Because organized medical support was lacking, I tried to see what could be done with individuals, writing to various doctors to inquire whether they were willing to sponsor such an undertaking. Several asked me what methods I was recommending, but Dr. Emmett Holt, then the outstanding pediatrician of New York, whose book, The Care and Feeding of Children, was the bible of thousands of mothers, invited me to come to his office; before making any endorsement he wanted to know more about it.
I packed up all my European supplies and showed them and explained them to Dr. Holt, who had called in also an obstetrician and a neurologist, Dr. Frederick Peterson, for the discussion. The usual attitude of the child specialist was, “Our living depends upon babies. Why should we advocate limiting the supply? The more the merrier. If you cut down, you’re taking our maintenance from us.” But Dr. Holt said, “A thoroughly reliable contraceptive would be a godsend to us. If the family cannot afford a nurse we must rely on the health and strength of the mother to keep her baby alive. If pregnancy can be postponed for a few years, not only the baby who has been born, but the baby who comes after is much more likely to survive.”
Dr. Holt lent us his name, one of the first important physicians to do so, thus setting an example which eventually others followed. Five or six men and women doctors agreed to stand behind the clinic.
But I had to have more than verbal approval. Unless the clinic were to be conducted by a doctor with a New York practicing license, it would not be there to stay. In early autumn I brought together an interested group to discuss the possibility of a location on the East Side near Stuyvesant Square, and Dr. Lydia Allen de Vilbiss, whom I had met at the Indianapolis social workers’ conference, was going to form her own medical committee behind her and build it up. On the basis of her promise, I signed a year’s lease for a small suite of rooms at 317 East Tenth Street, from which a dentist had just moved out, appropriately situated on the ground floor in a densely populated section.
The legislative activities and planning for a clinic had taken much of my attention during the year, but the central theme was the determination to hold the First National Birth Control Conference, November 11–13, 1921, at the Plaza Hotel in New York. I timed it purposely to coincide with a meeting of the American Public Health Association, hoping that if we could only convince these officials of the need for birth control, they would use it in their own work.
In addition to the health aspect, we planned to treat of population and also have a doctors’ meeting on methods and technique. But “flaming youth” was having its fling, and the great clamor of the moment was directed towards the moral issue. Opponents were constantly hurling the statement that immorality among young people was to be the inevitable fruit of our efforts. This I did not believe. I knew that neither morality nor immorality was an external factor in human behavior; essentially these qualities grew and emerged from within. If the youth of the post-War era were slipping away from sanctioned codes, it was not the fault of birth control knowledge any more than it was the fault of the automobile, which made transportation to the bright lights of the city quick and easy. Immorality as a result should not be placed at the door of Messrs. Ford or Chrysler.
In order to have a free and fair hearing we proposed a large open meeting to wind up the Conference, and invited ministry and clergy of all denominations, including Archbishop Patrick J. Hayes, who was the spokesman of the Catholic Church in New York.

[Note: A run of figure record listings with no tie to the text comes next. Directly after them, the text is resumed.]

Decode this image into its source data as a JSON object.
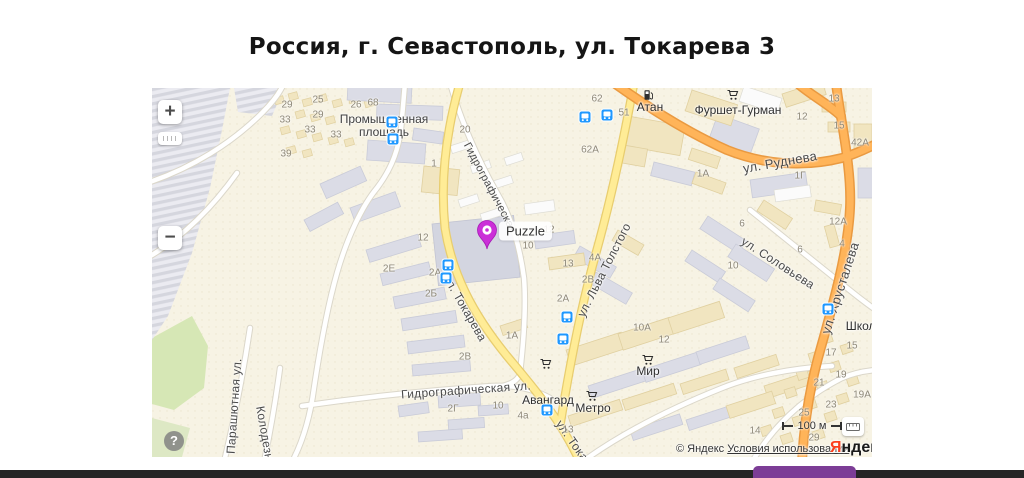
{
  "page": {
    "title": "Россия, г. Севастополь, ул. Токарева 3"
  },
  "footer": {
    "bar_color": "#262626",
    "accent_color": "#7c3d96"
  },
  "map": {
    "controls": {
      "zoom_in": "+",
      "zoom_out": "−",
      "help": "?"
    },
    "scale": {
      "label": "100 м"
    },
    "attribution": {
      "copyright": "© Яндекс",
      "terms_link": "Условия использования",
      "logo_first": "Я",
      "logo_rest": "ндекс"
    },
    "pin": {
      "label": "Puzzle",
      "color": "#cb2fd8",
      "x": 335,
      "y": 163
    },
    "colors": {
      "road_yellow": "#ffec96",
      "road_orange": "#ffb459",
      "road_white": "#ffffff",
      "building_gray": "#dbdce6",
      "building_beige": "#f1e5c0",
      "green": "#d6e7b5",
      "transit_blue": "#1f98ff",
      "background": "#f7f3e4"
    },
    "place_labels": [
      {
        "text": "Промышленная\nплощадь",
        "x": 232,
        "y": 38
      }
    ],
    "street_labels": [
      {
        "text": "ул. Руднева",
        "x": 628,
        "y": 74,
        "rot": -10,
        "size": 13
      },
      {
        "text": "ул. Хрусталева",
        "x": 688,
        "y": 200,
        "rot": -72,
        "size": 13
      },
      {
        "text": "ул. Соловьева",
        "x": 626,
        "y": 175,
        "rot": 33,
        "size": 12
      },
      {
        "text": "ул. Льва Толстого",
        "x": 452,
        "y": 182,
        "rot": -63,
        "size": 12
      },
      {
        "text": "ул. Токарева",
        "x": 313,
        "y": 220,
        "rot": 60,
        "size": 12
      },
      {
        "text": "ул. Токарева",
        "x": 428,
        "y": 364,
        "rot": 55,
        "size": 12
      },
      {
        "text": "Гидрографическая",
        "x": 338,
        "y": 100,
        "rot": 62,
        "size": 11
      },
      {
        "text": "Гидрографическая ул.",
        "x": 314,
        "y": 302,
        "rot": -4,
        "size": 12
      },
      {
        "text": "Парашютная ул.",
        "x": 82,
        "y": 318,
        "rot": -86,
        "size": 12
      },
      {
        "text": "Колодезная",
        "x": 114,
        "y": 352,
        "rot": 80,
        "size": 12
      }
    ],
    "poi_labels": [
      {
        "text": "Атан",
        "icon": "fuel-icon",
        "lx": 498,
        "ly": 19,
        "ix": 497,
        "iy": 7
      },
      {
        "text": "Фуршет-Гурман",
        "icon": "cart-icon",
        "lx": 586,
        "ly": 22,
        "ix": 581,
        "iy": 7
      },
      {
        "text": "Авангард",
        "icon": "cart-icon",
        "lx": 396,
        "ly": 312,
        "ix": 394,
        "iy": 276
      },
      {
        "text": "Метро",
        "icon": "cart-icon",
        "lx": 441,
        "ly": 320,
        "ix": 440,
        "iy": 308
      },
      {
        "text": "Мир",
        "icon": "cart-icon",
        "lx": 496,
        "ly": 283,
        "ix": 496,
        "iy": 272
      },
      {
        "text": "Школа",
        "icon": null,
        "lx": 712,
        "ly": 238,
        "ix": 0,
        "iy": 0
      }
    ],
    "transit_stops": [
      {
        "x": 240,
        "y": 34
      },
      {
        "x": 241,
        "y": 51
      },
      {
        "x": 433,
        "y": 29
      },
      {
        "x": 455,
        "y": 27
      },
      {
        "x": 296,
        "y": 177
      },
      {
        "x": 294,
        "y": 190
      },
      {
        "x": 415,
        "y": 229
      },
      {
        "x": 411,
        "y": 251
      },
      {
        "x": 395,
        "y": 322
      },
      {
        "x": 676,
        "y": 221
      }
    ],
    "house_numbers": [
      {
        "t": "29",
        "x": 135,
        "y": 17
      },
      {
        "t": "33",
        "x": 133,
        "y": 32
      },
      {
        "t": "25",
        "x": 166,
        "y": 12
      },
      {
        "t": "29",
        "x": 166,
        "y": 27
      },
      {
        "t": "33",
        "x": 158,
        "y": 42
      },
      {
        "t": "33",
        "x": 184,
        "y": 47
      },
      {
        "t": "39",
        "x": 134,
        "y": 66
      },
      {
        "t": "26",
        "x": 204,
        "y": 17
      },
      {
        "t": "68",
        "x": 221,
        "y": 15
      },
      {
        "t": "20",
        "x": 313,
        "y": 42
      },
      {
        "t": "1",
        "x": 282,
        "y": 76
      },
      {
        "t": "62",
        "x": 445,
        "y": 11
      },
      {
        "t": "51",
        "x": 472,
        "y": 25
      },
      {
        "t": "62А",
        "x": 438,
        "y": 62
      },
      {
        "t": "12",
        "x": 650,
        "y": 29
      },
      {
        "t": "13",
        "x": 682,
        "y": 11
      },
      {
        "t": "15",
        "x": 687,
        "y": 38
      },
      {
        "t": "42А",
        "x": 708,
        "y": 55
      },
      {
        "t": "1Г",
        "x": 648,
        "y": 88
      },
      {
        "t": "1А",
        "x": 551,
        "y": 86
      },
      {
        "t": "12",
        "x": 397,
        "y": 142
      },
      {
        "t": "10",
        "x": 376,
        "y": 158
      },
      {
        "t": "13",
        "x": 416,
        "y": 176
      },
      {
        "t": "4А",
        "x": 443,
        "y": 170
      },
      {
        "t": "2В",
        "x": 436,
        "y": 192
      },
      {
        "t": "2А",
        "x": 411,
        "y": 211
      },
      {
        "t": "12",
        "x": 271,
        "y": 150
      },
      {
        "t": "2Е",
        "x": 237,
        "y": 181
      },
      {
        "t": "2А",
        "x": 283,
        "y": 185
      },
      {
        "t": "2Б",
        "x": 279,
        "y": 206
      },
      {
        "t": "2В",
        "x": 313,
        "y": 269
      },
      {
        "t": "1А",
        "x": 360,
        "y": 248
      },
      {
        "t": "2Г",
        "x": 301,
        "y": 321
      },
      {
        "t": "10",
        "x": 346,
        "y": 318
      },
      {
        "t": "4а",
        "x": 371,
        "y": 328
      },
      {
        "t": "13",
        "x": 416,
        "y": 342
      },
      {
        "t": "12",
        "x": 512,
        "y": 252
      },
      {
        "t": "10А",
        "x": 490,
        "y": 240
      },
      {
        "t": "6",
        "x": 590,
        "y": 136
      },
      {
        "t": "6",
        "x": 648,
        "y": 162
      },
      {
        "t": "12А",
        "x": 686,
        "y": 134
      },
      {
        "t": "4",
        "x": 690,
        "y": 156
      },
      {
        "t": "10",
        "x": 581,
        "y": 178
      },
      {
        "t": "15",
        "x": 700,
        "y": 258
      },
      {
        "t": "17",
        "x": 679,
        "y": 265
      },
      {
        "t": "19",
        "x": 689,
        "y": 287
      },
      {
        "t": "21",
        "x": 667,
        "y": 295
      },
      {
        "t": "19А",
        "x": 710,
        "y": 307
      },
      {
        "t": "23",
        "x": 679,
        "y": 317
      },
      {
        "t": "25",
        "x": 652,
        "y": 325
      },
      {
        "t": "14",
        "x": 603,
        "y": 343
      },
      {
        "t": "29",
        "x": 662,
        "y": 350
      }
    ]
  }
}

The movement was older in England and had already established its dignity there. Consequently, the presence at the Conference of such an outstanding Englishman as Harold Cox was certain to carry weight. To persuade him to take the sea voyage I sailed for Europe. When I arrived in London I found him unwell, and his doctors at first refused him permission to travel. Under the circumstances it was very fine of him to promise to come. J. O. P. Bland also said he would look in on the Conference if only to give it his blessing. He was a dark-haired, witty, amusing North-of-Irishman who had lived much in the Orient and become an authority on Far Eastern matters, an internationalist in all his thinking. He was one of those who always helped to hold up your right hand.
My object in England having been attained, I went on to Switzerland with a definite aim; I had formed a habit in my nursing days, when I was waiting in the night to give medicine or treatment to a patient, of occupying the time putting down experiences and thoughts that came to me. The same habit continued. After lectures, while I was still sizzling with excitement, I often relieved the tenseness by writing down answers to questions I feared I had not covered adequately. Before I knew it I had material gathered for a book, and even some chapters in rough draft. They needed pulling together and polishing off and I went to bed in Montreux for a month to do this. I had regarded Woman and the New Race as my heart book; this, The Pivot of Civilization, was to be my head book. I brought it back with me to the United States and Wells, who was reporting the Washington Disarmament Conference for the New York World, wrote an introduction.
To make our Conference a success it had to be under the auspices of an organization. I had always had a dread of them. I knew their weaknesses and the stifling effect they could have. They seemed heavy and ponderous, rigid, lifeless, and soulless, often caught in their own mechanism to become dead wood, thus defeating the very purposes for which they had initially been established. Even the women who were able and clever at systematizing such bodies terrified me with their rule-and-rote minds, their weight-and-measure tactics; they appeared so sure, so positive that I felt as if I were in the way of a giant tractor which destroyed mercilessly as it went.